Евгений Абрамович был так велик и грандиозен в узких кругах, что говорить о нем человеку хоть сколько-нибудь посвященному следует с придыханием. Он некоторым образом придумал дизайн как вид деятельности, назвал его станковым проектированием, а потом еще собирал молодых людей на Сенеже, и там у них случилась сенежская студия, которая была очень прогрессивной по взглядам и неформальной по поведению. Евгений Абрамович считал, что и Пушкин тоже велик и грандиозен. И показывать его можно только с придыханием. Нужно создавать образ быта, возвысившегося над собой путем присутствия в нем бессмертного пушкинского гения.
Главной пластической идеей, выражающей это особое состояние бытовой повседневности, должна была, по мнению Евгения Абрамовича, стать «священная пустота». При резкой нехватке подлинных предметов это было, кстати, и несложно. Но все равно надо как-то, наверное, заранее сообщать посетителям о замысле Евгения Абрамовича, иначе по ходу осмотра музея у них может создаться неверное впечатление, что там нечего смотреть. Но и то сказать, у молодой семьи, въехавшей в съемную квартиру на три месяца, вещей-то немного. Тоже понимать надо, а не пялиться по сторонам, как баре жили.
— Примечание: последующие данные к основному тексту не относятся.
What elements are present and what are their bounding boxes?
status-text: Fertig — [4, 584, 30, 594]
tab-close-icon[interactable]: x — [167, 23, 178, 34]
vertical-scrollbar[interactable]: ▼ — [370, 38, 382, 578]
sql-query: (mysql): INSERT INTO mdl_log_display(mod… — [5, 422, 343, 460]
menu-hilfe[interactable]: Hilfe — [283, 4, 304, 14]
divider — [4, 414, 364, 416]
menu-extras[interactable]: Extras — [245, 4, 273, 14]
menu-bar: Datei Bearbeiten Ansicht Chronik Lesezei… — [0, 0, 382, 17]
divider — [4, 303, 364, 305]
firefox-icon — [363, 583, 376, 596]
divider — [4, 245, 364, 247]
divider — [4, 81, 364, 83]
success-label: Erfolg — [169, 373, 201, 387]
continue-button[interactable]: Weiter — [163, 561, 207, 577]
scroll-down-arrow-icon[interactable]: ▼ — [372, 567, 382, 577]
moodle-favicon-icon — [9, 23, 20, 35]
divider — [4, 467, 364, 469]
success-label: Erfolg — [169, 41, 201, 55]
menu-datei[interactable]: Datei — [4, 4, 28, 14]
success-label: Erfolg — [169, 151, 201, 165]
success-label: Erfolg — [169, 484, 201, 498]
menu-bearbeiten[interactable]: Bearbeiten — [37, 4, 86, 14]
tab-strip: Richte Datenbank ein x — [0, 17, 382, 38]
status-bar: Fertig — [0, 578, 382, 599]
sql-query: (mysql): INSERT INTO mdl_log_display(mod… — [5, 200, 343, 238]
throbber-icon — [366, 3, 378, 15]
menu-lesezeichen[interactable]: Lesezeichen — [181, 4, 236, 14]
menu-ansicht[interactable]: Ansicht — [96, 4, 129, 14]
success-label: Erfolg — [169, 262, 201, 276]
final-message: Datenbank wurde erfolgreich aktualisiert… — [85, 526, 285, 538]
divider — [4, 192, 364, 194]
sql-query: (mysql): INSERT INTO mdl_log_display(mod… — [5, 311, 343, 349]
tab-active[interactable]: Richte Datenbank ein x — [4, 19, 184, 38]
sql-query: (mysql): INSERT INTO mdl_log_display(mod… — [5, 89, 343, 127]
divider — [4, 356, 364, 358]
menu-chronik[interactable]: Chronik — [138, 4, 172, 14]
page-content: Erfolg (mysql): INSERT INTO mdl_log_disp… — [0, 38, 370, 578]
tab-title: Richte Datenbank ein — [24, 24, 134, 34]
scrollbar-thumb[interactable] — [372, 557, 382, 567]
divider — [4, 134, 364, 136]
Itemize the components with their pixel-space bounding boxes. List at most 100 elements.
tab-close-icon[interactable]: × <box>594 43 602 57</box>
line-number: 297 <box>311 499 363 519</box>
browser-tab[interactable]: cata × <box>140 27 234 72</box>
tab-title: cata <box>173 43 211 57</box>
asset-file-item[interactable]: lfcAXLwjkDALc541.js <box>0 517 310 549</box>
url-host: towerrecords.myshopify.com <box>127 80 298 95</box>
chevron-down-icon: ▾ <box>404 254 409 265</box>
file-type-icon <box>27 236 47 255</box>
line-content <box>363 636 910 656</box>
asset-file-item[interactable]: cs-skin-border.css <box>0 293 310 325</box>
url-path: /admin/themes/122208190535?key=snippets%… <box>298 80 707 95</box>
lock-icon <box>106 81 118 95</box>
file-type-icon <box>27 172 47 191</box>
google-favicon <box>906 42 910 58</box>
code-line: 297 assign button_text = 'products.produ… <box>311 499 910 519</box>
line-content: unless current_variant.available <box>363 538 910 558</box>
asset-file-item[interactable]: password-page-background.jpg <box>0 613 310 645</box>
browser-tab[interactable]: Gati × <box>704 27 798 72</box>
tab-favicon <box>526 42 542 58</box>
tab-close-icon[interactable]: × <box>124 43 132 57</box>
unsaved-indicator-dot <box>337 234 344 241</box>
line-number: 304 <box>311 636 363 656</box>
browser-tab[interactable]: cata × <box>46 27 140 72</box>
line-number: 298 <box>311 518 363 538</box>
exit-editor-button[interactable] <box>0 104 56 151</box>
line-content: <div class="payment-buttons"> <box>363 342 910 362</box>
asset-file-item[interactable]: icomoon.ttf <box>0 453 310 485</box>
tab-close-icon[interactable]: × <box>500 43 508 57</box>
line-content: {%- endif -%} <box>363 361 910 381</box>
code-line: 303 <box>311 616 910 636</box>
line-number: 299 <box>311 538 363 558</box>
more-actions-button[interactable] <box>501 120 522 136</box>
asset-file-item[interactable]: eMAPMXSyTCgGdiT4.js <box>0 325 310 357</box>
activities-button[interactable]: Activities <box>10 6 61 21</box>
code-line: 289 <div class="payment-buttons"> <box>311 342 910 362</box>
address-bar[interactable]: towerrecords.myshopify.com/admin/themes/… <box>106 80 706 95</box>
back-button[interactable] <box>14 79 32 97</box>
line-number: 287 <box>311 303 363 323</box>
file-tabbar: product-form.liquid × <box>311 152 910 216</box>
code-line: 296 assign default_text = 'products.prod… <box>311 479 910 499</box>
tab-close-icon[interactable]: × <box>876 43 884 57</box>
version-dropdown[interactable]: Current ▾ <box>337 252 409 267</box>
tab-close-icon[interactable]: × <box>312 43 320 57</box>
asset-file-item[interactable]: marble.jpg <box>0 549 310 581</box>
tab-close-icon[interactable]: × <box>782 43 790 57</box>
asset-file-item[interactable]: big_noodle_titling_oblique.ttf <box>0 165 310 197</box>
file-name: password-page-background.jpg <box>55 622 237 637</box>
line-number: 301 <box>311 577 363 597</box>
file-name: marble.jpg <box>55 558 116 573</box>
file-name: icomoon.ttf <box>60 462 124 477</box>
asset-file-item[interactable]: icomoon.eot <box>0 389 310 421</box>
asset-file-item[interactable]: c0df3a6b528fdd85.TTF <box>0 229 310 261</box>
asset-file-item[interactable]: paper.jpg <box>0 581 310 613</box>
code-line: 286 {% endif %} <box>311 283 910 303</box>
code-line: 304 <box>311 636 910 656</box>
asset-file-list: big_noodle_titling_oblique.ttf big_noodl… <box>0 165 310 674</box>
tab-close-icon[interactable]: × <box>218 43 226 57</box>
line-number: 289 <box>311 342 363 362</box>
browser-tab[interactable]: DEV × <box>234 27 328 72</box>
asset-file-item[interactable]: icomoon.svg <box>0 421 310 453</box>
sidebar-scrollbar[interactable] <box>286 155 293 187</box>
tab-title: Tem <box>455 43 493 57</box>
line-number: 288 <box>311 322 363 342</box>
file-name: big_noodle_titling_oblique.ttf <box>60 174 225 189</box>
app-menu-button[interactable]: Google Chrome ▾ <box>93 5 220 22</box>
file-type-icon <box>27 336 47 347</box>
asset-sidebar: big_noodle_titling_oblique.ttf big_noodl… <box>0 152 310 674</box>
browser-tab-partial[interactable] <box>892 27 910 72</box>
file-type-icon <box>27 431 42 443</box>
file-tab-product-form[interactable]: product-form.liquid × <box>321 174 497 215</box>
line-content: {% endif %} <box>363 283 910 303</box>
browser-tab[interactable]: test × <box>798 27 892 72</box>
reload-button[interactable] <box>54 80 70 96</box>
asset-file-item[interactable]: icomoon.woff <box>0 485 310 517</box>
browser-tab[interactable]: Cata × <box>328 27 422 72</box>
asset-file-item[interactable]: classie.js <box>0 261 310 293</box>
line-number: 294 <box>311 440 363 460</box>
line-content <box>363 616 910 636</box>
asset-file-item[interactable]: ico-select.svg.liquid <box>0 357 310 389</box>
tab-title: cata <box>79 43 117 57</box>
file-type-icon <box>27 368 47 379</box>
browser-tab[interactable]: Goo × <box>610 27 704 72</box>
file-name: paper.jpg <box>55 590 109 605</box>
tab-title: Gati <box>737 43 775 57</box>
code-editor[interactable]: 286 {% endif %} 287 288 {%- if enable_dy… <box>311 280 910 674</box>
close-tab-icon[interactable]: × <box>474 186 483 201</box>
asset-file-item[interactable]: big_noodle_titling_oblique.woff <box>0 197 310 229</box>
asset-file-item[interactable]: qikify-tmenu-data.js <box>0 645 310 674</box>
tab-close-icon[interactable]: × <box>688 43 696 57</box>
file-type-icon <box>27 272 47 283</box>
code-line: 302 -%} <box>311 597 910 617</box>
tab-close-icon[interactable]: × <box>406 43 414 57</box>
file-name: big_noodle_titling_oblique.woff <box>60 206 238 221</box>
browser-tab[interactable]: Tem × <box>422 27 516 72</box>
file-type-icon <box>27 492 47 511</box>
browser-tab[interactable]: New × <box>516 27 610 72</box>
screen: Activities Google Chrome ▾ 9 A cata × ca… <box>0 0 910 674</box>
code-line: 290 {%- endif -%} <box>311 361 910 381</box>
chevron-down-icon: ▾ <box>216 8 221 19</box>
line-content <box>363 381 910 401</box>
Вообще, что может быть пошлее вещизма в мемориальной квартире? Евгений Абрамович совершенно отказался от этого. Он полагал, что нужно создавать образ помещения намеком на его функцию. Это у него примерно так выглядит. Скажем, вот комната Натальи Николаевны. Там из вещей присутствует только столик-бобик в форме как бы сарделечки – милое создание мебельного искусства, но довольно необязательного свойства. Наталья Николаевна была очень юна, когда встретилась с Пушкиным, и, вероятно, показалось, что ей подходит мебель полуигрушечная, с не вполне определенной функцией. С другой стороны, это ж не просто комната. Не то что Наталье Николаевне как женщине требовался в ее комнате шкаф какой-нибудь или что там у них бывает. Ничего там нет, священная пустота и столик-бобик по центру.
Но бобик поставлен на пьедестал, наподобие трибуны, на фоне торжественных гардин. Как если бы Наталья Николаевна на правах супруги великого поэта произносила за бобиком речь о женской доле в высоком смысле и перед племенем молодых пушкинисток. Причем пол у этого пьедестала, на котором стоит столик, сделан из зеркала. Это для метафизики сделали, но в бытовом смысле получилось несколько странно. Не знаю, возможно, Евгений Абрамович полагал, что, будучи женой настолько великого человека, женщина должна следить за собой совсем со всех сторон.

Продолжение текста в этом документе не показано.